Most of my childhood and youth was spent far from my hometown of Madrid (in New York, London, Boston, France, Switzerland), so I did not really get to know my city until I moved back from Boston in 1990. Since then, el Retiro Park in downtown Madrid has become an oasis of green, calm and peace for me. Originally it was a place to go on walks, dates, picnics, to take photographs, or for the occasional jog or bicycle ride. Once, hanging out with a girlfriend,  we bumped into MC Hammer and the Herculean towers that were his bodyguards. We had tickers to see him that evening, and I told him so,  for which I got the coolest nod I have probably ever received.

Then around 1994 or 1995 I moved to a bachelor pad across the street from the park, at Alcalá 99. At that point I returned to my long abandoned custom of running. It was a slow jog around the park at first, but I soon progressed to two full circles, plus exploring out-of-the-way corners. It became my daily cleansing routine, the highlight of most days. On many weekend mornings I would bump into my dad who was a keen walker of the park. I would stop and chat with him. Little did I know those walks with him are now some of my most cherished moments.

The park has a great variety of trees and plants, the boxwood bushes smell wonderful, there is a rose garden, a bunch of beautiful statues and fountains, even one dedicated to the “Fallen angel” ie: the Devil, there are a couple of ponds, one of them large enough to row on. There is a new fanastic little public library in what used to be the old urban zoo. There are exhibition palaces, one made out all of glass! Some parts are very structured and well kept, some parts are a bit wilder. The weekends tend to get very crowded as most urban parks do, but if you go early enough or late enough it is quiet and beautiful.

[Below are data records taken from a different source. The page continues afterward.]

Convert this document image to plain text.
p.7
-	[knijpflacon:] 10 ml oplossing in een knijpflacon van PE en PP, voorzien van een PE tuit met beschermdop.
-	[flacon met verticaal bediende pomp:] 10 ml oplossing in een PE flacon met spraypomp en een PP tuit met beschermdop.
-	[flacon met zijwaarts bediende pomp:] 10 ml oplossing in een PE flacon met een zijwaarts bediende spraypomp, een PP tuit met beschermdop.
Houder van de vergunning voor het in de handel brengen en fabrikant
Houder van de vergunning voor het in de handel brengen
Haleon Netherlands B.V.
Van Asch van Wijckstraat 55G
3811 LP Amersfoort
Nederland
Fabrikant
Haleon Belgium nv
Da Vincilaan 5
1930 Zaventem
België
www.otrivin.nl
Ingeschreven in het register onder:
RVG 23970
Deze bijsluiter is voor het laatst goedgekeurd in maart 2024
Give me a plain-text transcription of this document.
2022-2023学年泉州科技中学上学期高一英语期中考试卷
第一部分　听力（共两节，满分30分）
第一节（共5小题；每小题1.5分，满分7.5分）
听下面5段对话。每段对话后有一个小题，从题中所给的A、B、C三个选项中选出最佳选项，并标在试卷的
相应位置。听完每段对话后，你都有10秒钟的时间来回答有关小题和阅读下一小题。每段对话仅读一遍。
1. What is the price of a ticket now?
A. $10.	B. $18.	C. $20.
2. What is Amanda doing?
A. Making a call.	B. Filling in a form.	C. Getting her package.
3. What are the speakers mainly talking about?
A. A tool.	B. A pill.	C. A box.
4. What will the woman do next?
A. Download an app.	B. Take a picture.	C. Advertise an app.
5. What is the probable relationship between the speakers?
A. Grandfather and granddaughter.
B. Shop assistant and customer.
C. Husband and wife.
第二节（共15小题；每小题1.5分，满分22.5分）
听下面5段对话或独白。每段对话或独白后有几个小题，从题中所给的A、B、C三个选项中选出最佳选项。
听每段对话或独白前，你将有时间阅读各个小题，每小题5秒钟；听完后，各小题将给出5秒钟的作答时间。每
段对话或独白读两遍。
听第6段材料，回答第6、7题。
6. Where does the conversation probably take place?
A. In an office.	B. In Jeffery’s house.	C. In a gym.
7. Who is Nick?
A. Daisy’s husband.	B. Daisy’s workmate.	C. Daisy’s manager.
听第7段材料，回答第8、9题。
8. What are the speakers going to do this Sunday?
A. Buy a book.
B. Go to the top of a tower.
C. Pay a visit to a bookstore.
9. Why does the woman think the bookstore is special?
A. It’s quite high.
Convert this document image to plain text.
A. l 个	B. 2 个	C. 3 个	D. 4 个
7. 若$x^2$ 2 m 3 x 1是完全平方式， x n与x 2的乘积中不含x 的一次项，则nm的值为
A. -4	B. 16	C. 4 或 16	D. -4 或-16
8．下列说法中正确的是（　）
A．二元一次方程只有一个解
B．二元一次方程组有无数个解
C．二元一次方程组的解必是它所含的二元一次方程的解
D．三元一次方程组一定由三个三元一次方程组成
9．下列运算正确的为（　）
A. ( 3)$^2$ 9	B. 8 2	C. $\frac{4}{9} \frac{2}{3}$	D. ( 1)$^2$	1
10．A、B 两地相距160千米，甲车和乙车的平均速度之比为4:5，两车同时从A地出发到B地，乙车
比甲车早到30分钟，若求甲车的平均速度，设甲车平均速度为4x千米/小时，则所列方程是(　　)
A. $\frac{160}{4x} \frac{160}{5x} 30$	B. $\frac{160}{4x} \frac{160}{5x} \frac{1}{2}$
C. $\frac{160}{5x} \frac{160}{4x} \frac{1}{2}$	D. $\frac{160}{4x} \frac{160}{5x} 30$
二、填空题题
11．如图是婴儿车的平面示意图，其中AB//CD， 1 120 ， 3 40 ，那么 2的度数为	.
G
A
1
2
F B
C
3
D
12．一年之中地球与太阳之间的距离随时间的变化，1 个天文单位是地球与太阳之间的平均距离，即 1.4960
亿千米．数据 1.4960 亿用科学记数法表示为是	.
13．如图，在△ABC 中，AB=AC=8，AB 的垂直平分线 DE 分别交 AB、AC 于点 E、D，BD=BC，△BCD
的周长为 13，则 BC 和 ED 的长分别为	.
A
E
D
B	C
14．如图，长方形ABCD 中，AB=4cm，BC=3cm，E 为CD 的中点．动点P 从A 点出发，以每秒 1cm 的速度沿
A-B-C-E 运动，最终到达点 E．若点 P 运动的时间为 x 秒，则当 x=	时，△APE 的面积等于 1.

Eventually I bought a house with my then wife, and of course it had to be as close as possible to the park. We nailed it, finding a great little apartment owned by two elderly sisters across the street from the North side of the park. Needless to say we loved living there with the two kittens (Thunder and Lightning) Tracy pulled out of a storm drain on a rainy Spring evening run in the park. We would also use it as a short cut when walking around town. I was very sad to sell that great place and move back to the States.

Since moving back to the US, every time I come back to Madrid I find a moment to escape to the park that holds so many memories for me. Occasionally I will go for a run, or a workout in the outdoor gym. When I took groups of students on trips to Spain, the park became a great place for them to explore, even renting the row boats.

Nowadays I love taking my nephew and two nieces any chance I get. If Jimmy brings a soccer ball we might kick around, otherwise we just walk and enjoy playing around such a wonderful place full of memories.


Simmons College


Over the years and the blog posts I have often mentioned Simmons College in passing, but I have never devoted a whole post to a place that changed my life. About time…:

What finally prompted me to write this post is that one of my students from Seacrest, has been accepted to Simmons to play volleyball. This made me remember my great experience there, which, of course, I have shared with my student. I must confess, I am a little jealous.

After my first couple of years of teaching I got the bug (and the recommendation from administrators) to go back to school. I enjoyed teaching Spanish and I had always loved literature, so I looked for part-time, evening Master’s programs in Spanish Literature in the Boston area. The pickings where slim: Boston College, Boston University, and a small all women’s college with a co-ed graduate program: Simmons College. An Excel spreadsheet that compared the practical, academic and economic aspects of embarking on such a project soon followed, and Simmons won. I visited, I applied and was accepted!

My first class on Siglo de Oro literature blew me away. Despite the fact that I had no clue what I was doing, I was warmly welcomed into the fold by Professor Louise Cohen, who would become a phenomenal mentor and would eventually inspire me to continue my studies in the field. Being a student again, taught me a lot about being a teacher. Although juggling teaching and learning was a lot of work, I really enjoyed the experience and loved every course I took. Plus, I made a handful of awesome friends.

On the rare days that I arrived early, Simmons has an agreement with the museum next door: the Isabella Stewart Gardner Museum, where students got in for free, so I would spend a while walking around or reading in the beautiful patio. Or I would grab a nice coffee from Simmon’s little coffee shop. Or I would hang out in their state of the art library (their Library Science program is one of the best around). A few times I went to their swimming pool, although once they unknowingly guided me to the women’s locker room where, after my swim, I walked into a woman changing, ooops.

My last course was on Don Quixote, again with the fantastic Prof. Cohen, sort of a full circle kind of thing. I loved it, wrote one of my favorite papers ever (see previous blog post) and by May of 2009 graduated.

A couple of years later, when I went to talk to my professors about life and PhD programs, Louise Cohen and program Director Raquel Halty were alarmed at my extreme weight loss. Prof. Halty even took me to her beautiful Wellesley home to feed me and counsel me. I will never forget their caring.